Sorry, the customer's project had finished. I don't have access to this implementation anymore.
I think this line is redundant. An IPv4-based neighbor session with an IPv4 address-family defaults to a IPv4 next-hop within the NLRI. But anyway, it doesn't harm.

[nathanmusser]

An IPv4-based neighbor session with an IPv4 address-family defaults to a IPv4 next-hop within the NLRI.

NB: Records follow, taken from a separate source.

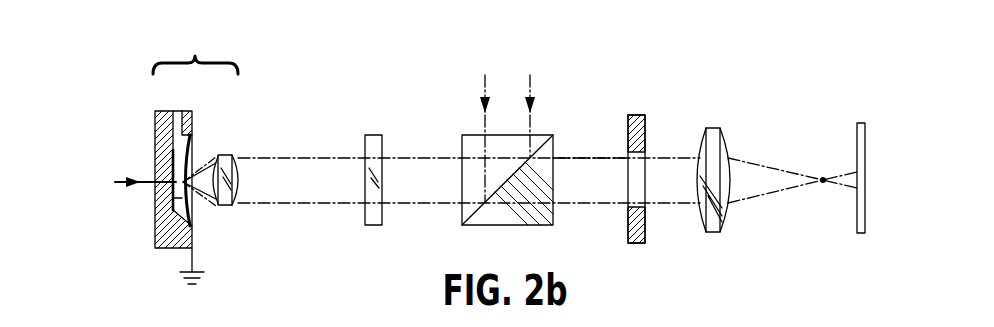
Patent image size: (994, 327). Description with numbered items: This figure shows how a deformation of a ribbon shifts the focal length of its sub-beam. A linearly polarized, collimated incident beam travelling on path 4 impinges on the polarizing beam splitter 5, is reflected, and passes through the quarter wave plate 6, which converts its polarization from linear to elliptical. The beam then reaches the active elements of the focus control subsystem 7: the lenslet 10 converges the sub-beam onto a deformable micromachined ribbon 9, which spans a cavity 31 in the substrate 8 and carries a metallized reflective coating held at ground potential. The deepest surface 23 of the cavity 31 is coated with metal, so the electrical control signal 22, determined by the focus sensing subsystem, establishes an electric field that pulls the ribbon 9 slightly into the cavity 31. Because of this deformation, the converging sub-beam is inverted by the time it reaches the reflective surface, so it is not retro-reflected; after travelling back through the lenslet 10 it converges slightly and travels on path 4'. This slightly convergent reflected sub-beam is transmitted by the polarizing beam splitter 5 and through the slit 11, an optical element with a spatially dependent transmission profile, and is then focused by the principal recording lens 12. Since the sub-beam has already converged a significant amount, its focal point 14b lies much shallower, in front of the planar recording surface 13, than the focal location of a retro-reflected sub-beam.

The focus control subsystem 7 is at (163, 169).
The substrate 8 is at (160, 249).
The deformable micromachined ribbon 9 is at (188, 203).
The lenslet 10 is at (220, 153).
The control signal 22 is at (147, 179).
The deepest surface of the cavity 23 is at (172, 198).
The cavity 31 is at (178, 150).
The incident beam path 4 is at (469, 120).
The reflected sub-beam path 4' is at (590, 131).
The polarizing beam splitter 5 is at (553, 216).
The quarter wave plate 6 is at (377, 135).
The optical element (slit) 11 is at (640, 115).
The principal recording lens 12 is at (710, 128).
The recording surface 13 is at (860, 123).
The focal location 14b is at (823, 178).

This is true, but if the neighbor is is a member of the UNDERLAY_PEERS group (which l3_edge does) then line 252 forces the advertisements to advertise with ipv6 next-hops instead. Or at least this was my experience in my testing. Hence the need for the suggested 253.

[kornoa]

Copy. :-)

[ClausHolbechArista]

@nathanmusser I think we need to keep this neighbor with the next-hop, since we have ipv6_enable. Now I understand why you asked about this a long time ago :-/

[laxmikantchintakindi]

Suggested change

	{% if neighbor.next_hop.address_family_ipv6.enabled is arista.avd.defined %}
	{% if neighbor.next_hop.address_family_ipv6.enabled is arista.avd.defined(true) %}
	{% set ipv6_originate_cli = "neighbor " ~ neighbor.ip_address ~ " next-hop address-family ipv6" %}
	{% if neighbor.next_hop.address_family_ipv6.originate is arista.avd.defined(true) %}
	{% set ipv6_originate_cli = ipv6_originate_cli ~ " originate" %}
	{% endif %}
	{% elif neighbor.next_hop.address_family_ipv6.enabled is arista.avd.defined(false) %}
	{% set ipv6_originate_cli = "no neighbor " ~ neighbor.ip_address ~ " next-hop address-family ipv6" %}
	{% endif %}
	{{ ipv6_originate_cli }}
	{% endif %}
	{% if neighbor.next_hop.address_family_ipv6.enabled is arista.avd.defined(true) %}
	{% set ipv6_originate_cli = "neighbor " ~ neighbor.ip_address ~ " next-hop address-family ipv6" %}
	{% if neighbor.next_hop.address_family_ipv6.originate is arista.avd.defined(true) %}
	{% set ipv6_originate_cli = ipv6_originate_cli ~ " originate" %}
	{% endif %}
	{{ ipv6_originate_cli }}
	{% elif neighbor.next_hop.address_family_ipv6.enabled is arista.avd.defined(false) %}
	{% set ipv6_originate_cli = "no neighbor " ~ neighbor.ip_address ~ " next-hop address-family ipv6" %}
	{{ ipv6_originate_cli }}
	{% endif %}

[ClausHolbechArista]

Moving to draft until comments have been addressed.

[nathanmusser]

I will likely not have the cycles for this until mid/late December or January. I plan to complete at that time but just adding that for transparency here.